I’m taking on this subject inspired by my current Facebook status that reads: “Jimmy Röstlund still amused and amazed that new colorways for BMX parts are considered “new products” for some companies…”
A few hours after posting that status I started to think a little about what actually constitutes a new product. Is it really enough to change a color or two and then you magically, with minimum to no effort, have a “new” product to offer? In my opinion — no!
To me, a new product is preceeded by some considerable time of development and design rather than just randomly flipping through your set of Pantone swatches picking some pretty colors. This old thing you want to sell can’t just be dipped in a different bucket of paint and instantly be considered completely new when really, the only thing that has changed is how the spectrum of light is dispersed and/or absorbed by the surface of the item — by means of applying a coat of a color compound developed and sold by someone else. Undoubtedly, this must be enough to count as a full time job, right?
Technically, from the view of handling stock, a new color could be considered a new product since it has to take up a new stock code I can hear some people say to this. Although a color option is something that would be more likely to be defined by a sub-category in a stock handling system and therefore not a product on its own, just as left or right hand drive specific hubs or cranks are different versions of the same product.
I don’t see, for example, car manufacturers referring to their different color options as separate products. Hell, not even the different options for engine/extras/interior are said to make it a separate product. You have a make, a model and options within the model category. Easy as that.

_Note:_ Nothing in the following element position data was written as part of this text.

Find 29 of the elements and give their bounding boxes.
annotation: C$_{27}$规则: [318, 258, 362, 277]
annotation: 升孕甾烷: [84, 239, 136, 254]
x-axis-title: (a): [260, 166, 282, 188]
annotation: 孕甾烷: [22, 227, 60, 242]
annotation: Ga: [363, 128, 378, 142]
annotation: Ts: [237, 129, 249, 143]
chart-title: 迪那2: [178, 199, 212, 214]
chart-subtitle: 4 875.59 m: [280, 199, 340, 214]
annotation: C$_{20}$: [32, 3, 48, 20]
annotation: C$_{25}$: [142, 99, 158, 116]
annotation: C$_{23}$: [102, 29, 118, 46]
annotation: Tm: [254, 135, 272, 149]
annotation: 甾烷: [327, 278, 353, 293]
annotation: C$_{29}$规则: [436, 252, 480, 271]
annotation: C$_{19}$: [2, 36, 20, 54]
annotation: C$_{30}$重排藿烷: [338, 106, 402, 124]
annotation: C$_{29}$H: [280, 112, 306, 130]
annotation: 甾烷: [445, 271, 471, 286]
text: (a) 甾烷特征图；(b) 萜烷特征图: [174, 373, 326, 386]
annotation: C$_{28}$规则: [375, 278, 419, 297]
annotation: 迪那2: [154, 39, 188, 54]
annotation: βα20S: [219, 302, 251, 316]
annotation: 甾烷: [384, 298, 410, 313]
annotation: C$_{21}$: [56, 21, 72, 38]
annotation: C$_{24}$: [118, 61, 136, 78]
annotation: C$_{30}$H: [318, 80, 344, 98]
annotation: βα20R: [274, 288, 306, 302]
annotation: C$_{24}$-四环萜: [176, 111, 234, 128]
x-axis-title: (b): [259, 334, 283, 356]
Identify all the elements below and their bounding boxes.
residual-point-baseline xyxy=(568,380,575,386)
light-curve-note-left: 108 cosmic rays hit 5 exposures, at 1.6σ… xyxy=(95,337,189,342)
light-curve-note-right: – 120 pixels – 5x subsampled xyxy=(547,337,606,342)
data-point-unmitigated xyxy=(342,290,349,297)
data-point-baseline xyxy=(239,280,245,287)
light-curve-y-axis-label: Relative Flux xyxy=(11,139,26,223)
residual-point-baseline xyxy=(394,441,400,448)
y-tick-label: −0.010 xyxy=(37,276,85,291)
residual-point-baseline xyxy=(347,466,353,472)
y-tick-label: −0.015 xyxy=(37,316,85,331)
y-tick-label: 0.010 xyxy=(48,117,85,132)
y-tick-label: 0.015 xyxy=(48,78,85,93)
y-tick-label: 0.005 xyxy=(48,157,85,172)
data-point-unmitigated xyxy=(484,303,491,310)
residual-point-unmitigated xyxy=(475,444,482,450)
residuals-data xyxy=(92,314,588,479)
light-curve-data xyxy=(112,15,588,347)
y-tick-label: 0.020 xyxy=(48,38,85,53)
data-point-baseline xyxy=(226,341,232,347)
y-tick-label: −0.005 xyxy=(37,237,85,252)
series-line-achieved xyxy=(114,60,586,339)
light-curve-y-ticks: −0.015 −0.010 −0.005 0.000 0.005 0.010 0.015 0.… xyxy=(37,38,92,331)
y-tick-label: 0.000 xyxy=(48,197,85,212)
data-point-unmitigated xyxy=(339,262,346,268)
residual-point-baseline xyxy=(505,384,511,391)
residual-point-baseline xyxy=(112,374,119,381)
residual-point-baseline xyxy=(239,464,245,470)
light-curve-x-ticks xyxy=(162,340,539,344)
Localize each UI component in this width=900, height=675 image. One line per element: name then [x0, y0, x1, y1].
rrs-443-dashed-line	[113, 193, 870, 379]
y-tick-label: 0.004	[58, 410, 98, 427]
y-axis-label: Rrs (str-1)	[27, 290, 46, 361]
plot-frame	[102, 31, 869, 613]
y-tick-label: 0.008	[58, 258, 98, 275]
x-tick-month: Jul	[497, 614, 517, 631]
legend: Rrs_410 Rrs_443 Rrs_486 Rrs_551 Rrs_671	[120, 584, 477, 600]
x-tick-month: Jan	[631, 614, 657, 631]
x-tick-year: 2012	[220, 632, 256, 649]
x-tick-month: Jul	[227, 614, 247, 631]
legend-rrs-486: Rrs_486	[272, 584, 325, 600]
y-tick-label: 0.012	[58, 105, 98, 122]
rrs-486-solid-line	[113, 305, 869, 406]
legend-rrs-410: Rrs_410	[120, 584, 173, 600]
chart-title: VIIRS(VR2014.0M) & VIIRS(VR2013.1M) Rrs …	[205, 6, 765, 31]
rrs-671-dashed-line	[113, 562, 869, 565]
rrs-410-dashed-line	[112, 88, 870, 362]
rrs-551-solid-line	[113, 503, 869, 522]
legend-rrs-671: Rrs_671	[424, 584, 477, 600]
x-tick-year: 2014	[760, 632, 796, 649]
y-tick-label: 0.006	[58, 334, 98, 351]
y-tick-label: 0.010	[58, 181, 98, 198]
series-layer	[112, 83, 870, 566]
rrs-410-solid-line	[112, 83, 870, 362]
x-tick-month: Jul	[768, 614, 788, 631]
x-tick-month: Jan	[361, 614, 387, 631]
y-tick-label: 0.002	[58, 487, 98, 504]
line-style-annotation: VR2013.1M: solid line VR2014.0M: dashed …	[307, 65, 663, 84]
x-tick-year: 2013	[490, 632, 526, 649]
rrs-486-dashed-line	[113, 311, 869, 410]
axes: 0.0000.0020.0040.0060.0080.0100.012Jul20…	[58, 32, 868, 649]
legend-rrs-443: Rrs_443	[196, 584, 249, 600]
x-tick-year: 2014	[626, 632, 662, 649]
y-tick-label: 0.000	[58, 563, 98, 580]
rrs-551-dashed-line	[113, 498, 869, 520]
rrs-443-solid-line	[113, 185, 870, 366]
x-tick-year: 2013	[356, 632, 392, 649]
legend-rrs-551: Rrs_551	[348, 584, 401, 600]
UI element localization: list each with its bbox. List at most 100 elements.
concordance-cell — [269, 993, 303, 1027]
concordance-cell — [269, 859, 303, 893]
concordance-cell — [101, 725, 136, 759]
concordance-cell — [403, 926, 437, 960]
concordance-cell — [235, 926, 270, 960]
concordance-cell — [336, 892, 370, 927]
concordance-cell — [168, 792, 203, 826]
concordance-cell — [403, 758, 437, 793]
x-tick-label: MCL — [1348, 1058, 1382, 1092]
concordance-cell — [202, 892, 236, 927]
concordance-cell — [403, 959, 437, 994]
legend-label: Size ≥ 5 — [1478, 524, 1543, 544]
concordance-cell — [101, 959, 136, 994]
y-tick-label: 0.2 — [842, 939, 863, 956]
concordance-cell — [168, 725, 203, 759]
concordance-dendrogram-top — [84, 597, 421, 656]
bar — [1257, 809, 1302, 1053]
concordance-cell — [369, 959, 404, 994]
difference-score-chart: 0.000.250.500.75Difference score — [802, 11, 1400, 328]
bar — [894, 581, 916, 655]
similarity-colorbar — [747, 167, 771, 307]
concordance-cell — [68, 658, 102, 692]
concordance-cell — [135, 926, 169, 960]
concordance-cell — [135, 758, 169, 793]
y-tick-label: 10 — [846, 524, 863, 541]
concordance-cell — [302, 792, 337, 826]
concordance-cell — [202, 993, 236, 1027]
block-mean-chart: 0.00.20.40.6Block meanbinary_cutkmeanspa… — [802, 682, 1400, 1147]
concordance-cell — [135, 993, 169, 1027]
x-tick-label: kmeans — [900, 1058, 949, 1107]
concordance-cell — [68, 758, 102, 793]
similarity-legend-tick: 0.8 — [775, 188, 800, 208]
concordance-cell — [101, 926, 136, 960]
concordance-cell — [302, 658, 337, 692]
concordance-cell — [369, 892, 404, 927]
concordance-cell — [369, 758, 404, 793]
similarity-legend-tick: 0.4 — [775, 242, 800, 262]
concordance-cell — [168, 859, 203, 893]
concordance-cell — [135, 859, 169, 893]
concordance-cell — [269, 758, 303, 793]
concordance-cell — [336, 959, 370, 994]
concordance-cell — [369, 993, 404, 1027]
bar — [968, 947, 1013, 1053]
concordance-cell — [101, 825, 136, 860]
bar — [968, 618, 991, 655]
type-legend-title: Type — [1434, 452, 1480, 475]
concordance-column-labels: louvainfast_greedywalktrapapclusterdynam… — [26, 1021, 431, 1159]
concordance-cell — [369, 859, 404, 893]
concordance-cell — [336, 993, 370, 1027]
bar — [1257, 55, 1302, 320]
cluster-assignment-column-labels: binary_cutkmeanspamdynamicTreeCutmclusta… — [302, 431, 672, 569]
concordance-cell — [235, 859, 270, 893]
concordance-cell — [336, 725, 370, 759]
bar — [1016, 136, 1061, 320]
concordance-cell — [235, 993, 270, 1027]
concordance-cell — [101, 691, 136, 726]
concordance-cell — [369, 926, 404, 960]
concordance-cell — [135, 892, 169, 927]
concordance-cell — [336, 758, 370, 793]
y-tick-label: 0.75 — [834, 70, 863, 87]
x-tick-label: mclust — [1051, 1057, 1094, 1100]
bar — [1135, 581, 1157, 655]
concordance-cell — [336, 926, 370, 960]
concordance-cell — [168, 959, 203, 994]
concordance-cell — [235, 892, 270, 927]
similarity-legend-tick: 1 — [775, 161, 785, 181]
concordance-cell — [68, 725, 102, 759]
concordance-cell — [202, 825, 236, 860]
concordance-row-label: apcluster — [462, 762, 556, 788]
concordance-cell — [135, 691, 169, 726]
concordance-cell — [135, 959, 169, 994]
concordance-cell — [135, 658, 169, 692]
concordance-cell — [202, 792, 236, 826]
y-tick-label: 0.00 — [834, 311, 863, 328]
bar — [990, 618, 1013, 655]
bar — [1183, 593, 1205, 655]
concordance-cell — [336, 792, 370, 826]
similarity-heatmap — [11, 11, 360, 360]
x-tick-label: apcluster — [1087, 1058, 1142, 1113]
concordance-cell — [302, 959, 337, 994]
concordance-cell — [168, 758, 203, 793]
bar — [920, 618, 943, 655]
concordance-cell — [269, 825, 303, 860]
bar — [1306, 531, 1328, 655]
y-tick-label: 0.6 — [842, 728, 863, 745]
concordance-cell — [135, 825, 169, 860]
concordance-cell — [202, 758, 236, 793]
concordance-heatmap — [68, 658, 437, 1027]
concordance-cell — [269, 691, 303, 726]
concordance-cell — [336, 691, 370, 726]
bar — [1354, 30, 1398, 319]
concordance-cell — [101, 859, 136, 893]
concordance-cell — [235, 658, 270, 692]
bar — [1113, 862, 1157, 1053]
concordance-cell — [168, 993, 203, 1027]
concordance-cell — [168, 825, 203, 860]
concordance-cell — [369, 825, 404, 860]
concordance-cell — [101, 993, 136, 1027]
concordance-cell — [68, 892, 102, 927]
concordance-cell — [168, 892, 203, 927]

So what about t-shirt companies? Are all their tees “old products” since the concept of a t-shirt has already been around for so long? Not really. For a t-shirt it is the print that matters. Which means that every new print can be called a new product. If the same print is offered in different colors or printed on different color tees — that is the definition of a variation. The same goes for bike parts — if the color changes, it is a colorway, not a new product in itself.
I think I’ve made my point, but here’s the conclusion:
Offer as many different colors of your products as you like. But don’t flatter yourself and call the most recent colorway “a new product” — not even when this new colorway is offered mid-season or in limited numbers.